Die zugeparkte Stadt

Der seit mehr als 200 Jahren unsere Gesellschaft prägende politische Grundsatz, dass die Freiheit des Einen dort endet, wo die Freiheit des Anderen beginnt, scheint bestenfalls noch innerhalb der Bevölkerungsgruppe der Fahrzeugbesitzer seine Gültigkeit zu besitzen. Immer mehr Menschen wohnen auf immer kleinerer Fläche zusammen. Einige kaufen sich die größten Autos, die sie sich leisten können. Darüberhinaus werden mehr und mehr Lieferdienste beauftragt, um alles mögliche von der Pizza, über Arzneien bis zum Sofa nach Hause bringen zu lassen. Ansonsten müsste man ja vielleicht den hart erkämpften Parkplatz aufgeben?! Es sind bereits komplette Gehwege verschwunden (z.B. Stallstraße/Charlottenburg).

Stallstraße (Berlin-Charlottenburg); der ehemals großzügig angelegte Gehweg ist jetzt nur noch ein hässlicher Blechhaufen.
Stallstraße (Berlin-Charlottenburg); der ehemals großzügig angelegte Gehweg ist jetzt nur noch ein hässlicher Blechhaufen.

Hier haben früher z.B. Kinder gespielt oder die Eltern sind täglich eine Runde um den Block spaziert.
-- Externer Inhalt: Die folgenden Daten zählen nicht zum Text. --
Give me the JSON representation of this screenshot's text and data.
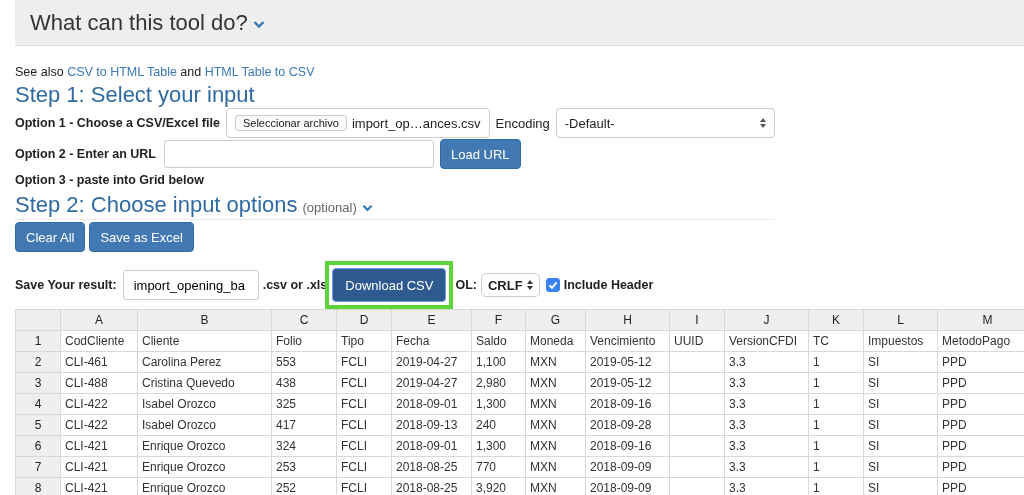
{
  "header": {
    "title": "What can this tool do?"
  },
  "see_also": {
    "prefix": "See also",
    "links": [
      "CSV to HTML Table",
      "HTML Table to CSV"
    ],
    "joiner": "and"
  },
  "step1": {
    "title": "Step 1: Select your input",
    "options": [
      {
        "kind": "file",
        "label": "Option 1 - Choose a CSV/Excel file",
        "button": "Seleccionar archivo",
        "file_name": "import_op…ances.csv",
        "encoding_label": "Encoding",
        "encoding_value": "-Default-"
      },
      {
        "kind": "url",
        "label": "Option 2 - Enter an URL",
        "button": "Load URL"
      },
      {
        "kind": "text",
        "label": "Option 3 - paste into Grid below"
      }
    ]
  },
  "step2": {
    "title": "Step 2: Choose input options",
    "note": "(optional)",
    "buttons": [
      "Clear All",
      "Save as Excel"
    ]
  },
  "save": {
    "label": "Save Your result:",
    "filename_value": "import_opening_ba",
    "extension_text": ".csv or .xls",
    "download_button": "Download CSV",
    "highlighted": true,
    "eol_label": "OL:",
    "eol_value": "CRLF",
    "include_header": {
      "label": "Include Header",
      "checked": true
    }
  },
  "grid": {
    "columns": [
      "A",
      "B",
      "C",
      "D",
      "E",
      "F",
      "G",
      "H",
      "I",
      "J",
      "K",
      "L",
      "M"
    ],
    "rows": [
      {
        "number": "1",
        "cells": [
          "CodCliente",
          "Cliente",
          "Folio",
          "Tipo",
          "Fecha",
          "Saldo",
          "Moneda",
          "Vencimiento",
          "UUID",
          "VersionCFDI",
          "TC",
          "Impuestos",
          "MetodoPago"
        ]
      },
      {
        "number": "2",
        "cells": [
          "CLI-461",
          "Carolina Perez",
          "553",
          "FCLI",
          "2019-04-27",
          "1,100",
          "MXN",
          "2019-05-12",
          "",
          "3.3",
          "1",
          "SI",
          "PPD"
        ]
      },
      {
        "number": "3",
        "cells": [
          "CLI-488",
          "Cristina Quevedo",
          "438",
          "FCLI",
          "2019-04-27",
          "2,980",
          "MXN",
          "2019-05-12",
          "",
          "3.3",
          "1",
          "SI",
          "PPD"
        ]
      },
      {
        "number": "4",
        "cells": [
          "CLI-422",
          "Isabel Orozco",
          "325",
          "FCLI",
          "2018-09-01",
          "1,300",
          "MXN",
          "2018-09-16",
          "",
          "3.3",
          "1",
          "SI",
          "PPD"
        ]
      },
      {
        "number": "5",
        "cells": [
          "CLI-422",
          "Isabel Orozco",
          "417",
          "FCLI",
          "2018-09-13",
          "240",
          "MXN",
          "2018-09-28",
          "",
          "3.3",
          "1",
          "SI",
          "PPD"
        ]
      },
      {
        "number": "6",
        "cells": [
          "CLI-421",
          "Enrique Orozco",
          "324",
          "FCLI",
          "2018-09-01",
          "1,300",
          "MXN",
          "2018-09-16",
          "",
          "3.3",
          "1",
          "SI",
          "PPD"
        ]
      },
      {
        "number": "7",
        "cells": [
          "CLI-421",
          "Enrique Orozco",
          "253",
          "FCLI",
          "2018-08-25",
          "770",
          "MXN",
          "2018-09-09",
          "",
          "3.3",
          "1",
          "SI",
          "PPD"
        ]
      },
      {
        "number": "8",
        "cells": [
          "CLI-421",
          "Enrique Orozco",
          "252",
          "FCLI",
          "2018-08-25",
          "3,920",
          "MXN",
          "2018-09-09",
          "",
          "3.3",
          "1",
          "SI",
          "PPD"
        ]
      }
    ]
  }
}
Besitz verpflichtet,  so sagt man. Wie wäre es, wenn sich die Autobesitzer endlich verpflichten würden, mindestens ihren unbewegt herumstehenden Besitz aus dem öffentlichen Raum zu entfernen? Unbewegte Fahrzeuge und sonstige Wegeblockaden sind für uns alle leicht zu erkennen - und sollten so schnell wie möglich entfernt werden - um Mobilität für uns alle zu ermöglichen!

Parkplätze statt Fahrspuren, Fahrradwege und Gehwege? Wer will denn das? Wir wollen uns bewegen in unserer Umgebung!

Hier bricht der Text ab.